Text is Just the Beginning
But what do customers truly want? Text messaging, phone calls, e-mails, snail mail? Shoppers ranked phone calls and the traditional mailed letter as the least preferred methods of business communication. Though phone calls ended up near the bottom of the heap, consumers aren’t ready to ditch the phone just yet. In fact, sectors long associated with communication via telephone are still finding their phone ringing, with over one-third of consumers still preferring to call health and wellness providers and financial institutions. So while text messaging is an essential customer communication channel, there’s still a place for voice calls, too.
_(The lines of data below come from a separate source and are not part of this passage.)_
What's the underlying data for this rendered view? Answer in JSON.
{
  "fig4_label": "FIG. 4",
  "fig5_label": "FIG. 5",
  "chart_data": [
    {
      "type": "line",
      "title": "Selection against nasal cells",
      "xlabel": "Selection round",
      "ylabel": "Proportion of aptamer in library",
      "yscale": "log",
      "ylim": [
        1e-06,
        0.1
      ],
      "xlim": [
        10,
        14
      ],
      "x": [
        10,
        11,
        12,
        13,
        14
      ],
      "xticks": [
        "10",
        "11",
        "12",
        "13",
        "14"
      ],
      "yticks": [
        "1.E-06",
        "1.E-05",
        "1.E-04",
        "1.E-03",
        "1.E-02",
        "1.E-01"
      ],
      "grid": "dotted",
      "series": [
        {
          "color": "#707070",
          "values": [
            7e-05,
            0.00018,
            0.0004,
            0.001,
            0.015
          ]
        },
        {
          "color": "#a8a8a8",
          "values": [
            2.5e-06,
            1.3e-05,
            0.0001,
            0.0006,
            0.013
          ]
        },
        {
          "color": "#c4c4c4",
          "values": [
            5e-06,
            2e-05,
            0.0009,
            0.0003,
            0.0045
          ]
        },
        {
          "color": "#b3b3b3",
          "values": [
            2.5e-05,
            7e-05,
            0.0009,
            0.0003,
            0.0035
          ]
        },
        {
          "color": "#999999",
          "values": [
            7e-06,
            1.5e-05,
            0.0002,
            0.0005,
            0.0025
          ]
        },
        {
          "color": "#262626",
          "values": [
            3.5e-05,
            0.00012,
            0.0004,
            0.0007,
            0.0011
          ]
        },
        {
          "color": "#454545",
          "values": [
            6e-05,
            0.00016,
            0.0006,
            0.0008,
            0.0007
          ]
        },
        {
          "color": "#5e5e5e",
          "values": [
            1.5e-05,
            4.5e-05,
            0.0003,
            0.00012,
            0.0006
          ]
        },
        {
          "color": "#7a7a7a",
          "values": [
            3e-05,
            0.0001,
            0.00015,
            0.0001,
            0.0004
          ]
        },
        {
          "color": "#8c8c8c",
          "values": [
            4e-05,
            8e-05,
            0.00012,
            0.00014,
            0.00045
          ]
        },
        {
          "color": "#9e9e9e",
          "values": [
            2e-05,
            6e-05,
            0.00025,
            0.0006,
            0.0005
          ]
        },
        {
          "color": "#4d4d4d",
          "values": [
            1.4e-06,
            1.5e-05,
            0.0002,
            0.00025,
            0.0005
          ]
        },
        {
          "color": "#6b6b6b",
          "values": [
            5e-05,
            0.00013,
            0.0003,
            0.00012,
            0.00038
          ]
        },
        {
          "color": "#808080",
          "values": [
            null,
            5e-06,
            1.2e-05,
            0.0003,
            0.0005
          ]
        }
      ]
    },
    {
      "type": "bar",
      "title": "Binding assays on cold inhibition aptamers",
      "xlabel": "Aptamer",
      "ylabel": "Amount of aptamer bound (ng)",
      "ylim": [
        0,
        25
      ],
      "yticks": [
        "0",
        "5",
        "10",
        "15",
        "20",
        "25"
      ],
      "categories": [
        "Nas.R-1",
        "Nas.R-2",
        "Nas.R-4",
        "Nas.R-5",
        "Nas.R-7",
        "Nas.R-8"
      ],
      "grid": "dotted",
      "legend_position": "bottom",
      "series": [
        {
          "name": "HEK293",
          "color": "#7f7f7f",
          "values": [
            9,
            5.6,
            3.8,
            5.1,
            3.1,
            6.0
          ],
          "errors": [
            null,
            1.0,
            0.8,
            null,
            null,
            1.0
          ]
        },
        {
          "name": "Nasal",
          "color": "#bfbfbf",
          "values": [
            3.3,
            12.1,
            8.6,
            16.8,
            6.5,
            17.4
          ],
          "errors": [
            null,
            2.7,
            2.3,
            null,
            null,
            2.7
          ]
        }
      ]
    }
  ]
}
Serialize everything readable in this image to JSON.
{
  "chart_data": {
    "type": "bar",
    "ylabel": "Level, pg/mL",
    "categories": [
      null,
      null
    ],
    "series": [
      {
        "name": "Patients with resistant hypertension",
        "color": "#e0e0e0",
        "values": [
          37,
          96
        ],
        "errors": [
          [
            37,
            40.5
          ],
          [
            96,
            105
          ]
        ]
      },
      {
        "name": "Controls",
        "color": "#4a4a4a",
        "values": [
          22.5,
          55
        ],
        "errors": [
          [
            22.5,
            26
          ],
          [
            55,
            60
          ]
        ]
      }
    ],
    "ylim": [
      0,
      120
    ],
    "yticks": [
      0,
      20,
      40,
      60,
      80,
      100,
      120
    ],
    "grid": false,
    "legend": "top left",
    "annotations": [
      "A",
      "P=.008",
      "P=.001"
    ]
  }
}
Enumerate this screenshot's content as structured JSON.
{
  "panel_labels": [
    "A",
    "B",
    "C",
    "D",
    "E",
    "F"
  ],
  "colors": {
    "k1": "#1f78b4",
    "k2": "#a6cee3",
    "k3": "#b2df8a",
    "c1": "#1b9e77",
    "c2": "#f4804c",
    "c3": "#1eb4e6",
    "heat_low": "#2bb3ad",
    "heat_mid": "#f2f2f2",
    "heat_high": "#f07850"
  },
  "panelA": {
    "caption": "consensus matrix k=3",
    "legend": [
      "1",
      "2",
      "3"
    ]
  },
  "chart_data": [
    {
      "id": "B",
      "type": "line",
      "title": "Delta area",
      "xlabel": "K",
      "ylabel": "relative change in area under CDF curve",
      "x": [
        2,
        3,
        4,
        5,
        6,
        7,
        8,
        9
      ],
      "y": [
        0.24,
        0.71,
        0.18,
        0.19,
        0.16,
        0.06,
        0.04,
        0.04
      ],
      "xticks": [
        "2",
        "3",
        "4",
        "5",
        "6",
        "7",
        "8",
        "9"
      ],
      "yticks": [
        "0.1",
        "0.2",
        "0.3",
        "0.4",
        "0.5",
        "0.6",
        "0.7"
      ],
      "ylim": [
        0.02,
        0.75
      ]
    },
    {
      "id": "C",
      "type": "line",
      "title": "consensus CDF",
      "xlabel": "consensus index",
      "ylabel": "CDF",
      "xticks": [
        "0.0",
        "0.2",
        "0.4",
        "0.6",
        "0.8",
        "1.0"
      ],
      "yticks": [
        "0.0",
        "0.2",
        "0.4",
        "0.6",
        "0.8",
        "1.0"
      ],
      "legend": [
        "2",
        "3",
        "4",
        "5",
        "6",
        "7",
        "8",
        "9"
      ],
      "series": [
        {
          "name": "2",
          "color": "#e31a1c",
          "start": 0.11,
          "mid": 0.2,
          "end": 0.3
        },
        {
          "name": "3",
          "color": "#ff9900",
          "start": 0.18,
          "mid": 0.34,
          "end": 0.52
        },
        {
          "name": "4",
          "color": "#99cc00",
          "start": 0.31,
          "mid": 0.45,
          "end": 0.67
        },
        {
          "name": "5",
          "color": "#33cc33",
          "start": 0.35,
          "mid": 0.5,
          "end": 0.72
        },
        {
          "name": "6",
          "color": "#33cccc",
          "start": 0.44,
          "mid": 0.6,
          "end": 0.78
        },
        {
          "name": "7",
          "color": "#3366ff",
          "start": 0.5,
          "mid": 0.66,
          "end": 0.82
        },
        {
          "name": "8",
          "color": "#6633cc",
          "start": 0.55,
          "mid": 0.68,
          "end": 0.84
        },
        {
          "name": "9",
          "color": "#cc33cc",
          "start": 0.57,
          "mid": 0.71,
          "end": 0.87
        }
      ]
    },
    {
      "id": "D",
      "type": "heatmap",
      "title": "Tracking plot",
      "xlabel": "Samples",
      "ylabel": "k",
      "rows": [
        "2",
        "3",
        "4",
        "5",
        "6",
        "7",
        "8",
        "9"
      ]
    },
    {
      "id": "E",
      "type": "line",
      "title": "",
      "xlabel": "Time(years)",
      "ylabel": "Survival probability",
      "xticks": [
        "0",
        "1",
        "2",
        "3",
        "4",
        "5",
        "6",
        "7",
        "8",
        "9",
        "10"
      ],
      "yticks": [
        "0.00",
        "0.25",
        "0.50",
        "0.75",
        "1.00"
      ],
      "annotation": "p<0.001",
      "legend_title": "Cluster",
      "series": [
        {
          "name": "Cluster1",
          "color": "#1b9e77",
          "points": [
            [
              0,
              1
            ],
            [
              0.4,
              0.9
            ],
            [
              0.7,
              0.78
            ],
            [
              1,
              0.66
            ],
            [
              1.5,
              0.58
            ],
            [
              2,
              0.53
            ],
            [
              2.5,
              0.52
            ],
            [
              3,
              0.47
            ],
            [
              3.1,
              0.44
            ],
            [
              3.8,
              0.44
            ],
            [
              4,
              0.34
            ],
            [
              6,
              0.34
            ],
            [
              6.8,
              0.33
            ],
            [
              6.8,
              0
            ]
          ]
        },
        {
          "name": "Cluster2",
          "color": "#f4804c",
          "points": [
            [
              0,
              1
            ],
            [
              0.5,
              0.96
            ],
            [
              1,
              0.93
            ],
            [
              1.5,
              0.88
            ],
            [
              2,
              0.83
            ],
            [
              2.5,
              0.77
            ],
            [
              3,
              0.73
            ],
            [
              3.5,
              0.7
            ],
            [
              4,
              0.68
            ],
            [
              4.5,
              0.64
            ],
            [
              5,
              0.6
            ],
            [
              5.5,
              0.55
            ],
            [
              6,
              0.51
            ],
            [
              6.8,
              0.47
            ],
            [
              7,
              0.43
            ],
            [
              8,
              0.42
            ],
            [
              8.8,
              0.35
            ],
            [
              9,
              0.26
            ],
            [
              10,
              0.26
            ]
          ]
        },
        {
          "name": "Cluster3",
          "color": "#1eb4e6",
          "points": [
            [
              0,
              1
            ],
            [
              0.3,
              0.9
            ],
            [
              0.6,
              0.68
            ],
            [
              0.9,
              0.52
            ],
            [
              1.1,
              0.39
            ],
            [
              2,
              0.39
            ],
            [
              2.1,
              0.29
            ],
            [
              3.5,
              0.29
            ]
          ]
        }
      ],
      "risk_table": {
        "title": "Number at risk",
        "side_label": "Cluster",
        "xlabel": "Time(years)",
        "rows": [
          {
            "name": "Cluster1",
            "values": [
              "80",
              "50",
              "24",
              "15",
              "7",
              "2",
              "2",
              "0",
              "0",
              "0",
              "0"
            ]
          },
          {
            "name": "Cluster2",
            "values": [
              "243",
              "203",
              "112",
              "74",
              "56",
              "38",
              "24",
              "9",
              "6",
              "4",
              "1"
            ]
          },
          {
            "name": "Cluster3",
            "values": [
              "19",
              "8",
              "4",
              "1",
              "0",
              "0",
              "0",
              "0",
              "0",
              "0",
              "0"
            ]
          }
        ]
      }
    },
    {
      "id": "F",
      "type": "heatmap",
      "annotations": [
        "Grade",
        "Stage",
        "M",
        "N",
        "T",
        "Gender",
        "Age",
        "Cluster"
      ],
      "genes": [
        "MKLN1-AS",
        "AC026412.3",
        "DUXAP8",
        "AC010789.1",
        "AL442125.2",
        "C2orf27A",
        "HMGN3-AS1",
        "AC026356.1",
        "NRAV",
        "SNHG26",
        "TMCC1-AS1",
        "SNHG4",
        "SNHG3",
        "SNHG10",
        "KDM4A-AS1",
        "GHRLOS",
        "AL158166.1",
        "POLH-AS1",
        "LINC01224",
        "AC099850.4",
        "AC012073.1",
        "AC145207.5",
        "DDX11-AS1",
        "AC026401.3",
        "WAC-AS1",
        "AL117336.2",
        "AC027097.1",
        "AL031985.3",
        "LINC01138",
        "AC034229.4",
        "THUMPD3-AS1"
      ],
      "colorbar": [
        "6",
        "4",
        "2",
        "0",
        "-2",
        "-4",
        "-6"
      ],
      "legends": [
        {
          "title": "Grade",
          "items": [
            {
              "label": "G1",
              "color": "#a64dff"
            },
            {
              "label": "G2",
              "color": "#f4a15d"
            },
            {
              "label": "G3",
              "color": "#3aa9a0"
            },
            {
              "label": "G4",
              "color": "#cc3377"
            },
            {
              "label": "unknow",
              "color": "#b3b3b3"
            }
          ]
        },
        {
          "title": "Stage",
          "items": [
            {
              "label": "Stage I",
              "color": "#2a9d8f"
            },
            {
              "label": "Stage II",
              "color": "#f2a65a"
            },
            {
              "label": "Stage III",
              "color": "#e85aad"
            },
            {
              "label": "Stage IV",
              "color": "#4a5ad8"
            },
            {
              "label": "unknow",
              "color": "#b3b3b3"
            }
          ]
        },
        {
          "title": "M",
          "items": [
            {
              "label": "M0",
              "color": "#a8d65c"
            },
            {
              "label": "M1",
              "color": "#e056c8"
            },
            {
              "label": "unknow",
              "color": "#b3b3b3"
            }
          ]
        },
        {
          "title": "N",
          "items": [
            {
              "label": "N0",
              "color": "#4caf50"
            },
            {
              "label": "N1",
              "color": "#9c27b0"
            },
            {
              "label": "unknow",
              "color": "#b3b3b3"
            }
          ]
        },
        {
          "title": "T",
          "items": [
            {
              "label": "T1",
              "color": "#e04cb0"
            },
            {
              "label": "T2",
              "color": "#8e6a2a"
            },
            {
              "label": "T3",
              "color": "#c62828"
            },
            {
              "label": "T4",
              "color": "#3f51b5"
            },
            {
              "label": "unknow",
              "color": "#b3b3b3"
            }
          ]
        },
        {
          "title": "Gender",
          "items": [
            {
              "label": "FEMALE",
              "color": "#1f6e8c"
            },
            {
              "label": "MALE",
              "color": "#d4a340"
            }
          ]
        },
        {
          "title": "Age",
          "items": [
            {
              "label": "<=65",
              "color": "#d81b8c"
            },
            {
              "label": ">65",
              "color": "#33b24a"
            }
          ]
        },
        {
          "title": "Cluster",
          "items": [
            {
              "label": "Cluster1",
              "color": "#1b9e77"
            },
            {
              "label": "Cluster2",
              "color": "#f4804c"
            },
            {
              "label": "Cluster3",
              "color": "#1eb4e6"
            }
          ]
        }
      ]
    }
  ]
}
Interestingly, consumers want to communicate via text with some businesses more than others. When reaching out to personal care businesses (e.g., spas, hair salons and barbershops), nearly three times more people want to communicate via text rather than phone. Communication with restaurants and retailers via text messaging is also preferred, with two times more people preferring to text.
Cloudli’s survey also revealed that consumers prefer digital communication when being contacted by businesses, ranking text and email communications neck-and-neck as the preferred method of contact across all demographics. Similarly, 73% of respondents reported that the ability to communicate with businesses via text messaging has improved and/or simplified their experience.
It was almost unanimous that messaging or calling could be appropriate depending on the situation, though over 77% of Gen X, millennials and Gen Z shared that they’d be more likely to shop with a business they can text.
What’s an SMB to do?
When it comes to customer communications, less isn’t more — consumers are clear that they want choice in how they communicate with the businesses they frequent. The need to adopt business text messaging is obvious, but that doesn’t mean that SMBs can forget about phone calls altogether. Here are three things to think about when creating your communications plan:
Consider a blended communication strategy that includes business texting and voice capabilities, which can be enabled and implemented with a unified communication system.
Prioritize communication platforms that can unify conversations across text and phone calls for streamlined customer communications.
Have staff ready and trained to answer the most common questions promptly via text, which can be accomplished with communication system features such as business texting and shared business numbers.
To adapt and survive in a world where big business and e-commerce are only a click away, SMBs will need to implement a blended messaging and call communication strategy to compete for customers, who increasingly want to text and talk with businesses.